Are there other, better solutions out there? Which one is the best to choose? Which one offers the smallest amount of SOF(Singe Point of Failure)?
How about memcached?
The High Scalability blog covers this issue; if there's an open source solution for what you're after, it'll surely be there.
Other projects include:
Another good list: Anti-RDBMS: A list of distributed key-value stores
You might want to take a look at this (using MySQL as key-value store):
http://bret.appspot.com/entry/how-friendfeed-uses-mysql
I use Google's Google Base api, it's Xml, free, documented, cloud based, and has connectors for many languages. I think it will fill your bill if you want free hosting too.

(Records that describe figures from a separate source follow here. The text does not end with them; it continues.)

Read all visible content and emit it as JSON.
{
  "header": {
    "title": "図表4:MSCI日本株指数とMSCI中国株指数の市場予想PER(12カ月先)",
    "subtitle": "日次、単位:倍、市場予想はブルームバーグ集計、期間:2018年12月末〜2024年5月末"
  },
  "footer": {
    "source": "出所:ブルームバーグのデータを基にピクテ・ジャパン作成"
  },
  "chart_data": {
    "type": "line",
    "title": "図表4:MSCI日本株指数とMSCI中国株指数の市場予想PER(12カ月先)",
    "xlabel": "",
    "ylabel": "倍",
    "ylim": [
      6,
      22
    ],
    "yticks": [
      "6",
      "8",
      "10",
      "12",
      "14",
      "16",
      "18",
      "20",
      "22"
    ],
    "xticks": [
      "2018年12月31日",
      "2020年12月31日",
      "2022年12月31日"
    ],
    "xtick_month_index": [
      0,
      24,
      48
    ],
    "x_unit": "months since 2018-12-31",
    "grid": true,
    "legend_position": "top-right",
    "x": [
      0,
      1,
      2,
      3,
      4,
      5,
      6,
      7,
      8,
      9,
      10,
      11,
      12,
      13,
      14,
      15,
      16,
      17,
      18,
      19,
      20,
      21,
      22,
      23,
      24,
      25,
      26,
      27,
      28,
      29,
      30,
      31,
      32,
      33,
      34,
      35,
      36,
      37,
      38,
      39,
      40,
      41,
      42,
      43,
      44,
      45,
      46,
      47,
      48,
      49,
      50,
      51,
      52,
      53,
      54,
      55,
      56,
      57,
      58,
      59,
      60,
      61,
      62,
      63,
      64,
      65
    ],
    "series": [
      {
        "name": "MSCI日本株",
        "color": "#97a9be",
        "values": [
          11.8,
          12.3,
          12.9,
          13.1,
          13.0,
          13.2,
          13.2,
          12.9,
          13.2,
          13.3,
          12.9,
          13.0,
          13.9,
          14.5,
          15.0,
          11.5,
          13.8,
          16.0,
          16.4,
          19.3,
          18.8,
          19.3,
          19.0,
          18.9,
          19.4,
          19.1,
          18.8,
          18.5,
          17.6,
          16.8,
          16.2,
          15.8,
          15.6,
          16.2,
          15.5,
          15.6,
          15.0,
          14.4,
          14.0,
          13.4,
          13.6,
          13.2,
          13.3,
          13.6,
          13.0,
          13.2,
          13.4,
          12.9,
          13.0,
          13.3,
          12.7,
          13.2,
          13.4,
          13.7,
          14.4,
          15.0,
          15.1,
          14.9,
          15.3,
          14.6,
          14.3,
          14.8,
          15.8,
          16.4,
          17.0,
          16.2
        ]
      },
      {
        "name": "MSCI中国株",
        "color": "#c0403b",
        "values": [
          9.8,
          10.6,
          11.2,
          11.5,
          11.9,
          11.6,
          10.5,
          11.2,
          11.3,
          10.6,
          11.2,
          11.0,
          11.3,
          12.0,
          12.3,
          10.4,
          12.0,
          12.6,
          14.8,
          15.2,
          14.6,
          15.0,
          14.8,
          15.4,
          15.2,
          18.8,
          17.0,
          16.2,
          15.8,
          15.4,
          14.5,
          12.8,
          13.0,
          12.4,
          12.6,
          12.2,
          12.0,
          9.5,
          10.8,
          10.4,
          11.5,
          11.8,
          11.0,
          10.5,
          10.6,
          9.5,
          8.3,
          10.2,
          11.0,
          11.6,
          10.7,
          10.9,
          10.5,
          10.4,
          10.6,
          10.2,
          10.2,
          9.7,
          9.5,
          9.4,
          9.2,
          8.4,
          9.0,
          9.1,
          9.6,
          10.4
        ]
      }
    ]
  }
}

Now if you want to host your own servers Tokyo cabinet is your answer, its key=>value based, uses flat files, and is the fastest database out there right now (very barebones compared to say Oracle, but incredibly good at storing and accessing data, about 1 million records per second, with about 10bytes of overhead (depending on the storage engine)). As for business ready TokyoCabinet is the heart of a service called Mixi, which is the equivalent of Japan's Facebook+MyPage, with several million heavy users, so it's actually very battle proven.
Good compilation of storage tools for your question :
http://www.metabrew.com/article/anti-rdbms-a-list-of-distributed-key-value-stores/
Instead of looking for something inspired by Google's bigtable- Why not just use bigtable directly? You could write a front-end on Google App-Engine.
Wikipedia says that Yahoo both contributes to Hadoop and uses it in production (article linked from wikipedia). So I'd say it counts for business-provenness, although I'm not sure whether it counts as a K/V value database.
Not on your list is the Friendfeed system of using MySQL as a simple schema-less key/value store.
It's hard for me to understand your priorities. CouchDB is simple, fault-tolerant, and distributed, but somehow you exclude it because it doesn't have XML. Are XML and Java connectors an unstated requirement?
(Anyway, CouchDB should in fact be excluded because it's young, its API isn't stable, and it's not a key-value store.)